Responding to a question of how he would address the common perception that low ridership means the system is not useful, he said LTD must learn to focus public attention not on the ridership statistics, but rather on the outcomes that using public transportation, in all its many forms, facilitates. Transportation is vital to a community he said, not in terms of those statistics but in how it facilitates outcomes in other areas like employment, healthcare, and education.

Creating a new model for LTD will, he said, require extensive community conversations. He noted that the recent Moving Ahead initiative had a bad outcome. That effort is on pause and LTD will over the next several months be soliciting community feedback and developing a “best in class” process to determine the interests of stakeholders. This will include an external steering committee and an evaluation of whether or not the bus system meets the needs of the community and what it might look like if LTD were to rethink what it should look like. He noted that similar conversations are occurring in most communities across the country as society adjusts to the changes that have come out of the pandemic. He hopes that a new business case for LTD can be developed over the next 18 months.
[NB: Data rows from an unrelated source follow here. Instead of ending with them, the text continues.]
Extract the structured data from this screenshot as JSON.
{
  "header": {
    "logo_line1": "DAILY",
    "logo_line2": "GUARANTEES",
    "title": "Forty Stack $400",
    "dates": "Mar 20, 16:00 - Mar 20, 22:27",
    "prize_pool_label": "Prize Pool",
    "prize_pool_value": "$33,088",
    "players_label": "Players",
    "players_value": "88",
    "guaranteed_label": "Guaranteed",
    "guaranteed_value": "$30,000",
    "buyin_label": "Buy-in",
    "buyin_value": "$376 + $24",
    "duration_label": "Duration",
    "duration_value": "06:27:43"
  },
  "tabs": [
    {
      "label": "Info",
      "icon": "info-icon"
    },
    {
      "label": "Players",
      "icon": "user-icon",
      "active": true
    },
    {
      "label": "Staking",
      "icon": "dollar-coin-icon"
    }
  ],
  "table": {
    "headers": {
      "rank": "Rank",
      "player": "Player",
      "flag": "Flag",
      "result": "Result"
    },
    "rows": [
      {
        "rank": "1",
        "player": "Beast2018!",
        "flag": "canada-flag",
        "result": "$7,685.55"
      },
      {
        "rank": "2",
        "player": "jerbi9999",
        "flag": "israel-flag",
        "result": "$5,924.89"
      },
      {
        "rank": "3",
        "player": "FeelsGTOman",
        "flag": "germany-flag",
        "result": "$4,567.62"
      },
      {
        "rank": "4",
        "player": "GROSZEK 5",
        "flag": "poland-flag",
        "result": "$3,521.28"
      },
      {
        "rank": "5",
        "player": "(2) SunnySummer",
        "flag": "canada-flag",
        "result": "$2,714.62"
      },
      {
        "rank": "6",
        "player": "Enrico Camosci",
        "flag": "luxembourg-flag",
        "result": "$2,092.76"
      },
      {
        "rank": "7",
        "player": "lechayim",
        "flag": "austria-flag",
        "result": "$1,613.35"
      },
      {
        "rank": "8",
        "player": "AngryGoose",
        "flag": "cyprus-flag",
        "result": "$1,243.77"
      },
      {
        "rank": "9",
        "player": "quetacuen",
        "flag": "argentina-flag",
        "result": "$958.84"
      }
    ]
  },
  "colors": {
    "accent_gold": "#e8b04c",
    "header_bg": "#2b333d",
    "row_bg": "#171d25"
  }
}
He believes that LTD should not be wedded to the image of 40- and 60-foot fixed route vehicles. Those, he said, are not typically found in communities the size of the Eugene-Springfield area, and are more typical of San Francisco, Los Angelese or Philadelphia. Here the service needs to be tailored to how the community sees that its needs can best be met.
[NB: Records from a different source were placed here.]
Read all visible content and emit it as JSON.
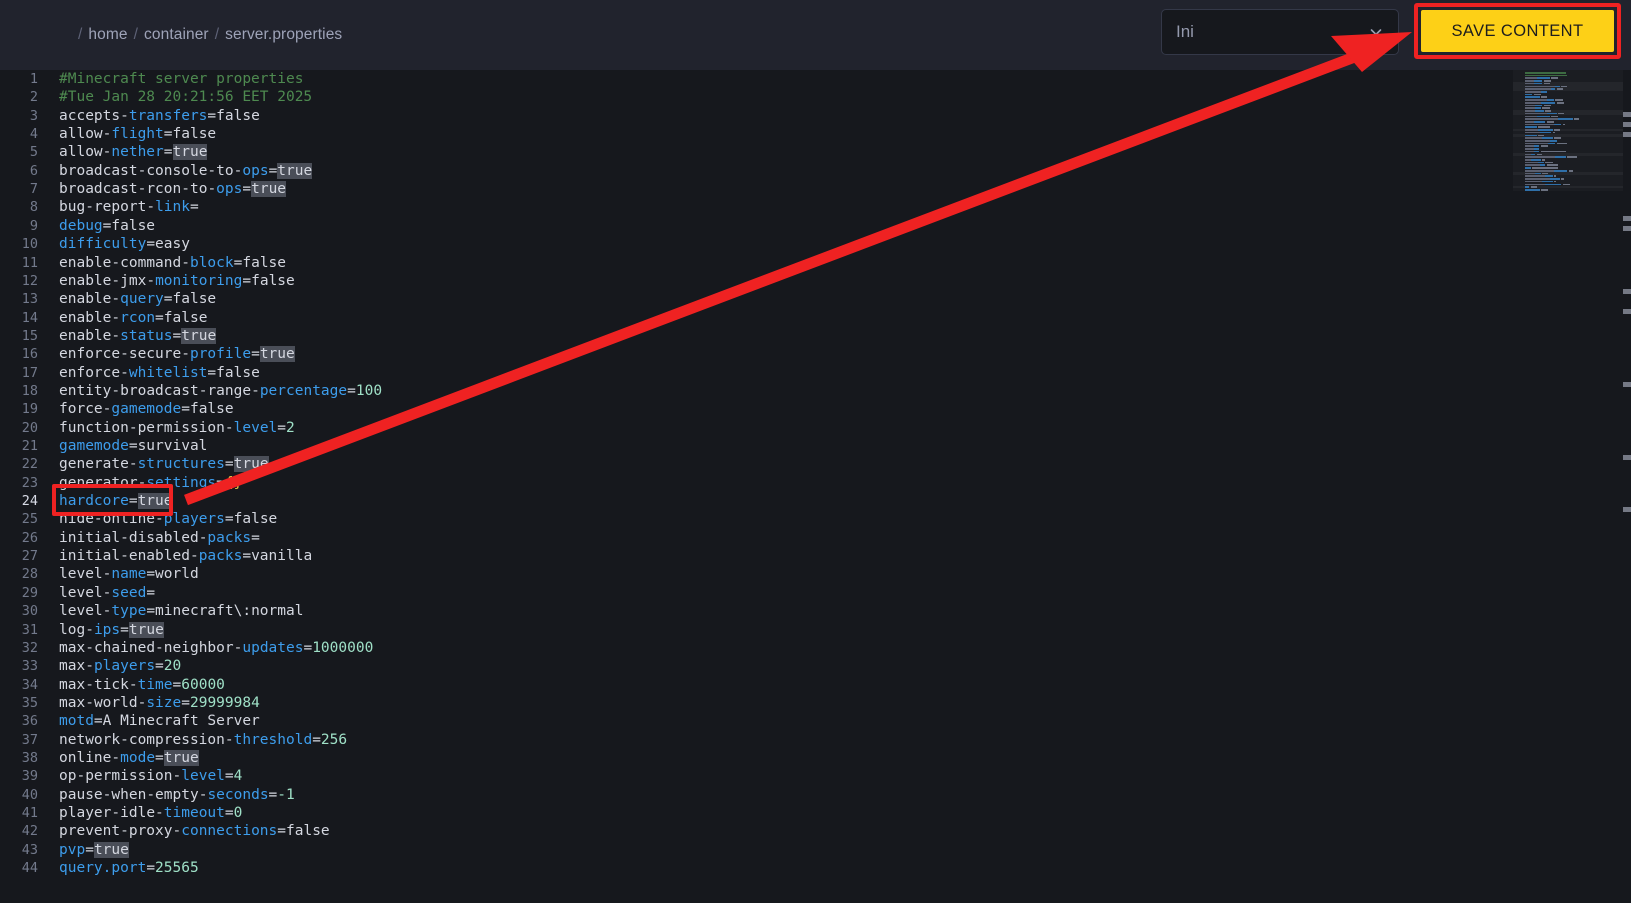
{
  "header": {
    "breadcrumb": {
      "name": "breadcrumb",
      "separator": "/",
      "items": [
        "home",
        "container",
        "server.properties"
      ]
    },
    "language_select": {
      "value": "Ini",
      "icon": "chevron-down-icon"
    },
    "save_button": {
      "label": "SAVE CONTENT",
      "color": "#fdd017",
      "highlight_color": "#ef2222"
    }
  },
  "editor": {
    "active_line": 24,
    "first_visible_line": 1,
    "last_visible_line": 44,
    "colors": {
      "background": "#16181d",
      "comment": "#4e8a50",
      "key_blue": "#3d9dec",
      "text": "#d4d7e0",
      "number": "#9fe0c7",
      "brace": "#e8c547",
      "match_highlight": "#4a4e58"
    },
    "search_term": "true",
    "lines": [
      {
        "n": 1,
        "comment": "#Minecraft server properties"
      },
      {
        "n": 2,
        "comment": "#Tue Jan 28 20:21:56 EET 2025"
      },
      {
        "n": 3,
        "key": "accepts-transfers",
        "value": "false"
      },
      {
        "n": 4,
        "key": "allow-flight",
        "value": "false"
      },
      {
        "n": 5,
        "key": "allow-nether",
        "value": "true",
        "hl": true
      },
      {
        "n": 6,
        "key": "broadcast-console-to-ops",
        "value": "true",
        "hl": true
      },
      {
        "n": 7,
        "key": "broadcast-rcon-to-ops",
        "value": "true",
        "hl": true
      },
      {
        "n": 8,
        "key": "bug-report-link",
        "value": ""
      },
      {
        "n": 9,
        "key": "debug",
        "value": "false"
      },
      {
        "n": 10,
        "key": "difficulty",
        "value": "easy"
      },
      {
        "n": 11,
        "key": "enable-command-block",
        "value": "false"
      },
      {
        "n": 12,
        "key": "enable-jmx-monitoring",
        "value": "false"
      },
      {
        "n": 13,
        "key": "enable-query",
        "value": "false"
      },
      {
        "n": 14,
        "key": "enable-rcon",
        "value": "false"
      },
      {
        "n": 15,
        "key": "enable-status",
        "value": "true",
        "hl": true
      },
      {
        "n": 16,
        "key": "enforce-secure-profile",
        "value": "true",
        "hl": true
      },
      {
        "n": 17,
        "key": "enforce-whitelist",
        "value": "false"
      },
      {
        "n": 18,
        "key": "entity-broadcast-range-percentage",
        "value": "100",
        "num": true
      },
      {
        "n": 19,
        "key": "force-gamemode",
        "value": "false"
      },
      {
        "n": 20,
        "key": "function-permission-level",
        "value": "2",
        "num": true
      },
      {
        "n": 21,
        "key": "gamemode",
        "value": "survival"
      },
      {
        "n": 22,
        "key": "generate-structures",
        "value": "true",
        "hl": true
      },
      {
        "n": 23,
        "key": "generator-settings",
        "value": "{}",
        "brace": true
      },
      {
        "n": 24,
        "key": "hardcore",
        "value": "true",
        "hl": true,
        "active": true
      },
      {
        "n": 25,
        "key": "hide-online-players",
        "value": "false"
      },
      {
        "n": 26,
        "key": "initial-disabled-packs",
        "value": ""
      },
      {
        "n": 27,
        "key": "initial-enabled-packs",
        "value": "vanilla"
      },
      {
        "n": 28,
        "key": "level-name",
        "value": "world"
      },
      {
        "n": 29,
        "key": "level-seed",
        "value": ""
      },
      {
        "n": 30,
        "key": "level-type",
        "value": "minecraft\\:normal"
      },
      {
        "n": 31,
        "key": "log-ips",
        "value": "true",
        "hl": true
      },
      {
        "n": 32,
        "key": "max-chained-neighbor-updates",
        "value": "1000000",
        "num": true
      },
      {
        "n": 33,
        "key": "max-players",
        "value": "20",
        "num": true
      },
      {
        "n": 34,
        "key": "max-tick-time",
        "value": "60000",
        "num": true
      },
      {
        "n": 35,
        "key": "max-world-size",
        "value": "29999984",
        "num": true
      },
      {
        "n": 36,
        "key": "motd",
        "value": "A Minecraft Server"
      },
      {
        "n": 37,
        "key": "network-compression-threshold",
        "value": "256",
        "num": true
      },
      {
        "n": 38,
        "key": "online-mode",
        "value": "true",
        "hl": true
      },
      {
        "n": 39,
        "key": "op-permission-level",
        "value": "4",
        "num": true
      },
      {
        "n": 40,
        "key": "pause-when-empty-seconds",
        "value": "-1",
        "num": true
      },
      {
        "n": 41,
        "key": "player-idle-timeout",
        "value": "0",
        "num": true
      },
      {
        "n": 42,
        "key": "prevent-proxy-connections",
        "value": "false"
      },
      {
        "n": 43,
        "key": "pvp",
        "value": "true",
        "hl": true
      },
      {
        "n": 44,
        "key": "query.port",
        "value": "25565",
        "num": true
      }
    ]
  },
  "minimap": {
    "name": "minimap",
    "visible": true
  },
  "scrollbar": {
    "name": "vertical-scrollbar",
    "match_marks": 14
  },
  "annotations": {
    "highlight_box": {
      "target_line": 24,
      "color": "#ef2222"
    },
    "arrow": {
      "from": "line-24-box",
      "to": "save-content-button",
      "color": "#ef2222"
    }
  }
}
Mr. Auten reported that while before the pandemic fare box revenue made up 15 to 18 percent of total revenue, ridership has fallen and farebox revenue yields about 10 percent, that prompted a question about the desirability of zero fare service. He responded that Kansas City has recent experience with zero fare service, first as an incentive coupled to their development of a Bus Rapid Transit system and then later as all fares were suspended during the pandemic. That experience was not positive, he said. Although their might have been a small economic benefit to riders, behavior problems increased. Mr. Auten said that bus operators had reported similar results when LTD fares were suspended during the pandemic.

LTD should be a complete member of the community he said. He pointed to examples where other jurisdictions had repurposed uses that had ended their service life could be transformed into other useful roles. He cited an example in San Francisco where a bus had been converted into a community showering facility for use by the unhoused and other examples where retired buses had been converted into food pantries.